Mustafa instantly became a revered local martyr, joining other Nabi Saleh men killed in the conflict. He was one of four killed in the West Bank that year in incidents that were related to rock throwing at demonstrations, one of 11 killed that year in all incidents. His death was mostly closely associated with the death of Bassem Ibrahim Ahmad Abu Rahm in the town of Bi’lin in 2009, as recounted in the documentary “5 Broken Cameras.” And the killing was followed almost exactly a year later by another death in Nabi Saleh — Rushdie Tamimi, 31, who was killed by live fire.
For Holy Land’s Mohammad, who was only 22 when his cousin was killed, the incident no doubt had a profound impact, one that he was almost unable to articulate. Mohammad dedicated a magazine he edited to Mustafa, and a 15-picutre panel of photos of the killing is the magazine’s centerpiece.
In one particularly odd twist in the Mustafa Tamimi case, the IDF investigators claimed that they could not conduct a full-scale investigation, because the hurling of rocks at police investigators interrupted a reconstruction of the event.

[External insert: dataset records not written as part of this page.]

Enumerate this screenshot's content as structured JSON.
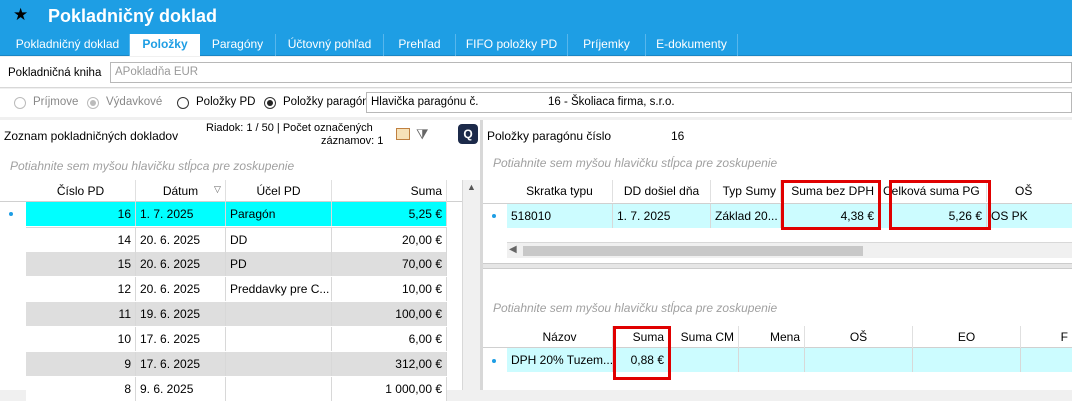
{
  "window": {
    "title": "Pokladničný doklad"
  },
  "tabs": [
    "Pokladničný doklad",
    "Položky",
    "Paragóny",
    "Účtovný pohľad",
    "Prehľad",
    "FIFO položky PD",
    "Príjemky",
    "E-dokumenty"
  ],
  "book": {
    "label": "Pokladničná kniha",
    "value": "APokladňa EUR"
  },
  "radios": {
    "prijmove": "Príjmove",
    "vydavkove": "Výdavkové",
    "polozky_pd": "Položky PD",
    "polozky_paragonu": "Položky paragónu",
    "header_label": "Hlavička paragónu č.",
    "header_value": "16 - Školiaca firma, s.r.o."
  },
  "left": {
    "title": "Zoznam pokladničných dokladov",
    "status1": "Riadok: 1 / 50 | Počet označených",
    "status2": "záznamov: 1",
    "group_hint": "Potiahnite sem myšou hlavičku stĺpca pre zoskupenie",
    "columns": [
      "Číslo PD",
      "Dátum",
      "Účel PD",
      "Suma"
    ],
    "rows": [
      [
        "16",
        "1. 7. 2025",
        "Paragón",
        "5,25 €"
      ],
      [
        "14",
        "20. 6. 2025",
        "DD",
        "20,00 €"
      ],
      [
        "15",
        "20. 6. 2025",
        "PD",
        "70,00 €"
      ],
      [
        "12",
        "20. 6. 2025",
        "Preddavky pre C...",
        "10,00 €"
      ],
      [
        "11",
        "19. 6. 2025",
        "",
        "100,00 €"
      ],
      [
        "10",
        "17. 6. 2025",
        "",
        "6,00 €"
      ],
      [
        "9",
        "17. 6. 2025",
        "",
        "312,00 €"
      ],
      [
        "8",
        "9. 6. 2025",
        "",
        "1 000,00 €"
      ]
    ]
  },
  "right": {
    "title": "Položky paragónu číslo",
    "number": "16",
    "group_hint": "Potiahnite sem myšou hlavičku stĺpca pre zoskupenie",
    "top_columns": [
      "Skratka typu",
      "DD došiel dňa",
      "Typ Sumy",
      "Suma bez DPH",
      "Celková suma PG",
      "OŠ"
    ],
    "top_row": [
      "518010",
      "1. 7. 2025",
      "Základ 20...",
      "4,38 €",
      "5,26 €",
      "OS PK"
    ],
    "bottom_group_hint": "Potiahnite sem myšou hlavičku stĺpca pre zoskupenie",
    "bottom_columns": [
      "Názov",
      "Suma",
      "Suma CM",
      "Mena",
      "OŠ",
      "EO",
      "F"
    ],
    "bottom_row": [
      "DPH 20% Tuzem...",
      "0,88 €",
      "",
      "",
      "",
      "",
      ""
    ]
  },
  "colors": {
    "accent": "#1e9ee4",
    "selected_row": "#00ffff",
    "highlight": "#e00000"
  }
}
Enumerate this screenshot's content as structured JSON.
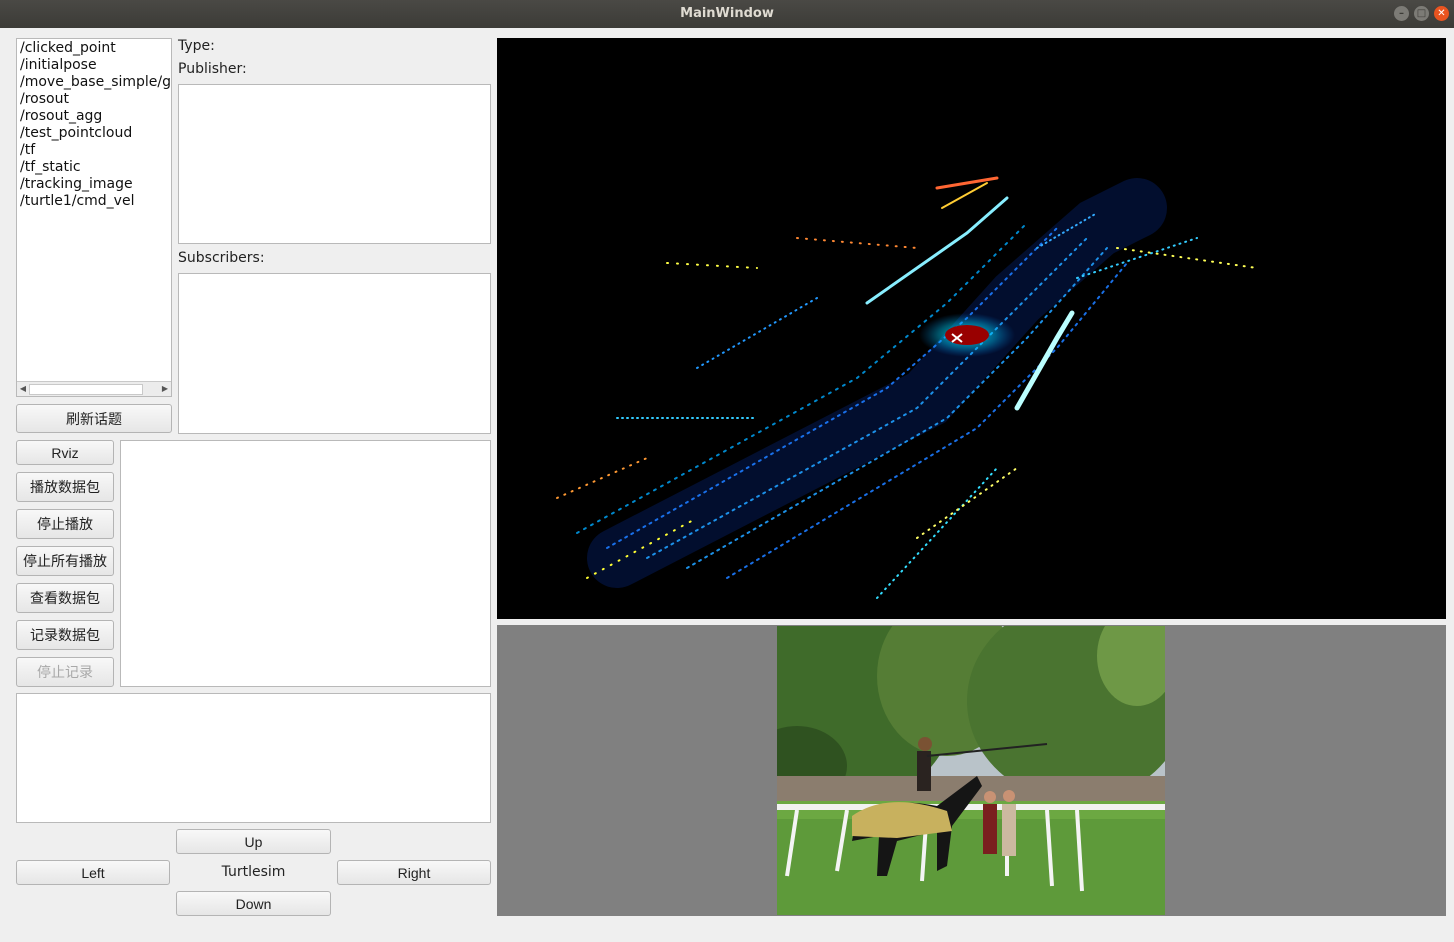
{
  "window": {
    "title": "MainWindow"
  },
  "window_buttons": {
    "minimize": "–",
    "maximize": "□",
    "close": "✕"
  },
  "topics": {
    "items": [
      "/clicked_point",
      "/initialpose",
      "/move_base_simple/goal",
      "/rosout",
      "/rosout_agg",
      "/test_pointcloud",
      "/tf",
      "/tf_static",
      "/tracking_image",
      "/turtle1/cmd_vel"
    ],
    "scroll_left": "◀",
    "scroll_right": "▶"
  },
  "topic_info": {
    "type_label": "Type:",
    "publisher_label": "Publisher:",
    "subscribers_label": "Subscribers:"
  },
  "refresh_button": "刷新话题",
  "controls": {
    "rviz": "Rviz",
    "play_bag": "播放数据包",
    "stop_play": "停止播放",
    "stop_all": "停止所有播放",
    "view_bag": "查看数据包",
    "record_bag": "记录数据包",
    "stop_record": "停止记录"
  },
  "turtlesim": {
    "up": "Up",
    "down": "Down",
    "left": "Left",
    "right": "Right",
    "label": "Turtlesim"
  }
}
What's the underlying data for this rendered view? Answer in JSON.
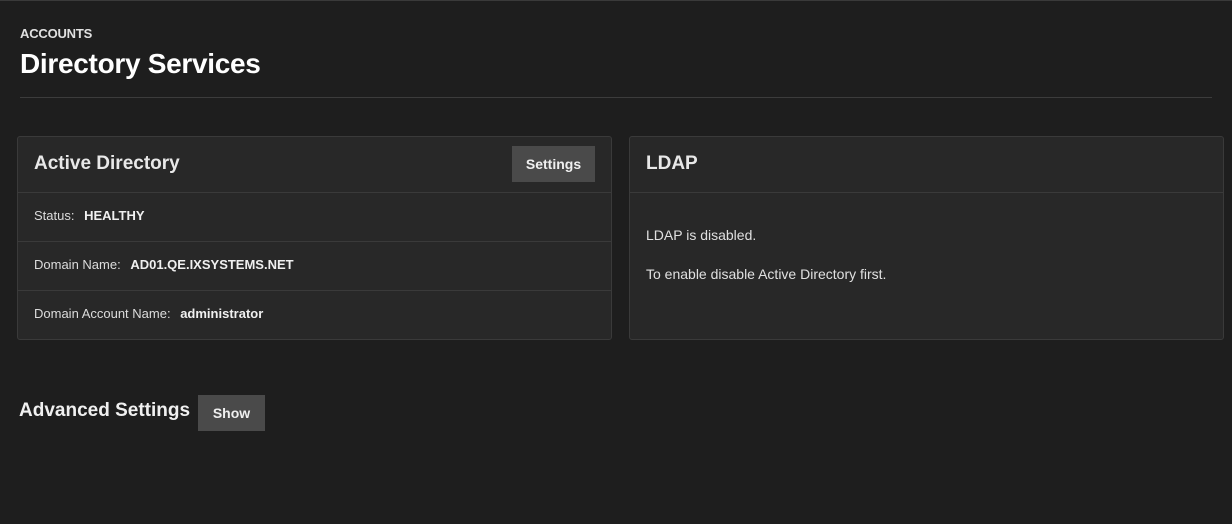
{
  "header": {
    "breadcrumb": "ACCOUNTS",
    "title": "Directory Services"
  },
  "active_directory": {
    "title": "Active Directory",
    "settings_label": "Settings",
    "rows": [
      {
        "label": "Status:",
        "value": "HEALTHY"
      },
      {
        "label": "Domain Name:",
        "value": "AD01.QE.IXSYSTEMS.NET"
      },
      {
        "label": "Domain Account Name:",
        "value": "administrator"
      }
    ]
  },
  "ldap": {
    "title": "LDAP",
    "messages": [
      "LDAP is disabled.",
      "To enable disable Active Directory first."
    ]
  },
  "advanced": {
    "title": "Advanced Settings",
    "show_label": "Show"
  },
  "colors": {
    "background": "#1e1e1e",
    "card": "#282828",
    "button": "#4a4a4a"
  }
}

“A violent riot that included throwing stones at military police officials interrupted the execution of a reconstruction several times, and was stopped before it could be completed,” an IDF statement read.
It’s hard to determine if this is Kafkaesque, Orwellian or both. While the Tamimi case itself may be complicated by the fog of war, the statement that the investigation could not be properly completed due to rock throwing is a telling forensic shred, an indicator of the absurd moral compromise that underlies Israeli policy in the West Bank.
There is no doubt that the Israeli military controls Nabi Saleh, entering it at will, answering to no constitutional restrictions that protect the Palestinians who live there. It’s common for the IDF to declare a place a “closed military” zone, and to forcibly keep people from entering it.